We had one full day in Singapore to visit the war memorial at Kranji with our friend and my ex-wife Rosemary.  Her grandfather Ernest Froggatt has his name carved there and her mum was keen for her to pay her respects.

Kranji is on the opposite side of the island from Singpore city, facing the Straits which separate it from Malaysia.  It was here that the British and Commonwealth troops retreated in January 1942, after the Japanese had pushed them back through the Malayan peninsula.  The memorial commemorates not just those that were killed defending Singapore, but all the commonwealth soldiers who died in Southeast Asia in the Second World War, many in Japanese prisoner of war camps.

We took the metro to the station nearest Kranji, then walked the last kilometre in blazing midday heat.  Rosemary and I separated nearly twenty five years ago after being together for fifteen years.  Not having much family of my own she feels like my nearest relative and so in visiting this place I felt a family connection too.  It's a large site on a hill, but has a secluded and peaceful atmosphere.  Like everywhere else in Singapore the grounds are beautifully maintained by unobtrusive gardeners and there were only a handful of visitors.
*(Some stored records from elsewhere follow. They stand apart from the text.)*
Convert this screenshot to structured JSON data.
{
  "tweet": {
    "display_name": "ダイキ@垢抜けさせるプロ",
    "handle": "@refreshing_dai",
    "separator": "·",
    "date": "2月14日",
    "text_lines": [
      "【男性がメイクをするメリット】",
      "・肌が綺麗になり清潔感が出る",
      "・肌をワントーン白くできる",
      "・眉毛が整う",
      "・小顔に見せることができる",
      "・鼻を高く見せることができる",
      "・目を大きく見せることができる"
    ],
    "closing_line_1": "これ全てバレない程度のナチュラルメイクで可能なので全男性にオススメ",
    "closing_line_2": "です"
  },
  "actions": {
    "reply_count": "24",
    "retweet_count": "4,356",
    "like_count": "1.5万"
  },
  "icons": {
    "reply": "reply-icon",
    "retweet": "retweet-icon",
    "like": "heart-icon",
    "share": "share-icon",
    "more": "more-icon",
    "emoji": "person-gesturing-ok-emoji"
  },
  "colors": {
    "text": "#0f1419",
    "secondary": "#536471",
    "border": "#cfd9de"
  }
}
We found Ernest Froggatt's name and his entry in the register with little difficulty.  Rosemary explained that he had joined the Territorial Army before the war so he could learn to drive and this effort at self improvement had led to him to be called up and shipped off to Southeast Asia.  He drowned in 1943 in a ship transporting prisoners of war to Japan which was sunk by a US submarine.  In fact there were many survivors, some of whom ended up witnessing the dropping of the atom bomb on Nagasaki.

Looking around with Rosemary and Sue, taking all this in, I felt very stirred up.  There I was with these two very important women in my life and all of us connected together in a tapestry of historical events involving our relatives (Sue's Dad did his National Service in Malaya and mine spent many years in the navy in this region too) and Britain's empire and its aftermath, which is still reverberating on and on and all of the more recent history personal stuff between us as well.  All of this there in the atmosphere, like background radiation, but not things you can really talk about in a rational way, but more like an echoing chord of great depth and complexity, which goes on and on until it fades into a silence where you think you can still hear the chord and then into a total silence.  And then you look around and say something dull and meaningless like:

 "Well, what do you think?  Are we about done here?  Shall we head back to the station?"